A Nicaraguan drug transport gang, the Reñazco family is believed to move cocaine shipments along Nicaragua’s Caribbean coast and provide other services to international trafficking groups, such as refueling the go-fast boats that move drug shipments northwards.
Total membership unknown
Miguel Angel Reñazco Padilla
The Reñazcos first came into the public eye when the group was linked to a massacre of four police officers in Bluefields in May 2004. The family was accused of hiring six assassins, including a Colombian and several former police officers, to kill law enforcement agents Juan Jose Funez, Ruth Gonzalez, Roger Ernesto Villachica and Johnny Dometz. The slain police were mostly likely seen as hindering drug shipments along the Caribbean coast. The Reñazcos have denied these accusations.
The head of the family is Miguel Angel Reñazco Padilla, imprisoned on drug trafficking charges until June 2, 2004, when he was apparently released for good behavior.
Authorities in Costa Rica arrested him in the province of Limon in July 2013, for allegedly participating in the police massacre, and extradited him to Nicaragua in April 2014. In June, Reñazco was found guilty for the murders in Nicaragua.
Other members of the family include Marcos Reñazco Padilla, José Ángel Padilla and Carlos Alberto Padilla Reñazco, who were captured in 2005 for smuggling drugs along the Rio San Juan, and who were wanted on charges of plotting the police massacre in Bluefields.
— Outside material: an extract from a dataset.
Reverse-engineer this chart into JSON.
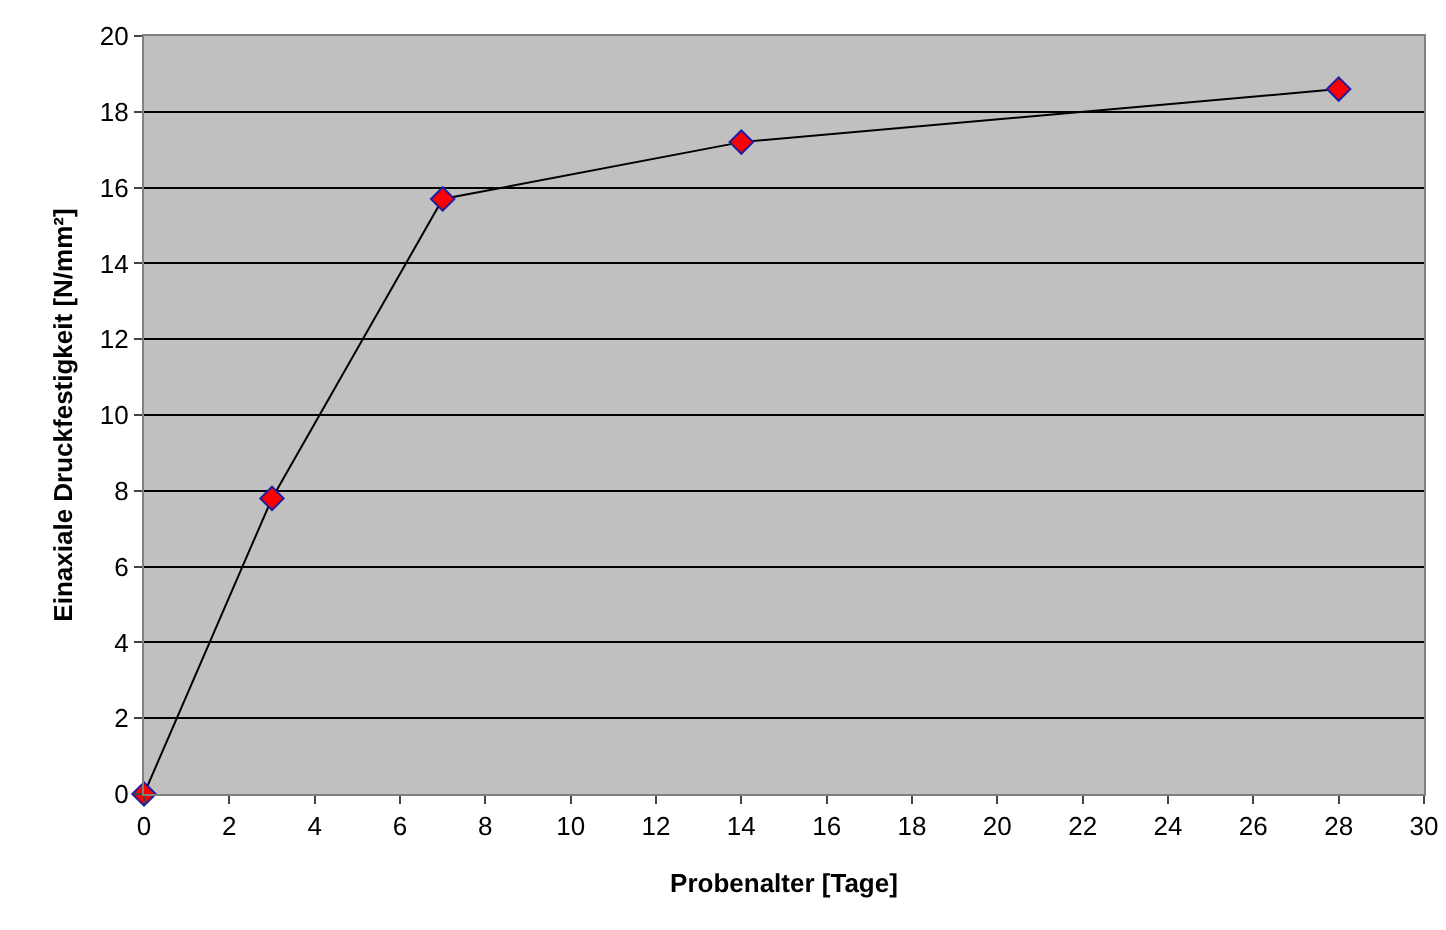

In 2008, the three detainees were absolved and set free.
Based primarily in Nicaragua's South Atlantic Autonomous Region (RAAS), the Reñazco family is active in the department’s capital, Bluefields, as well as San Juan del Norte in the Rio San Juan department.
Allies and enemies
As a drug transport gang, the Reñazcos move drugs through Nicaragua primarily to sell to Mexican organizations like the Sinaloa Cartel and the Zetas.
The capture of Miguel Reñazco could represent a significant blow to the organization, but since the family manages to stay out of the local press, little is known about whether his arrest has impacted their operations.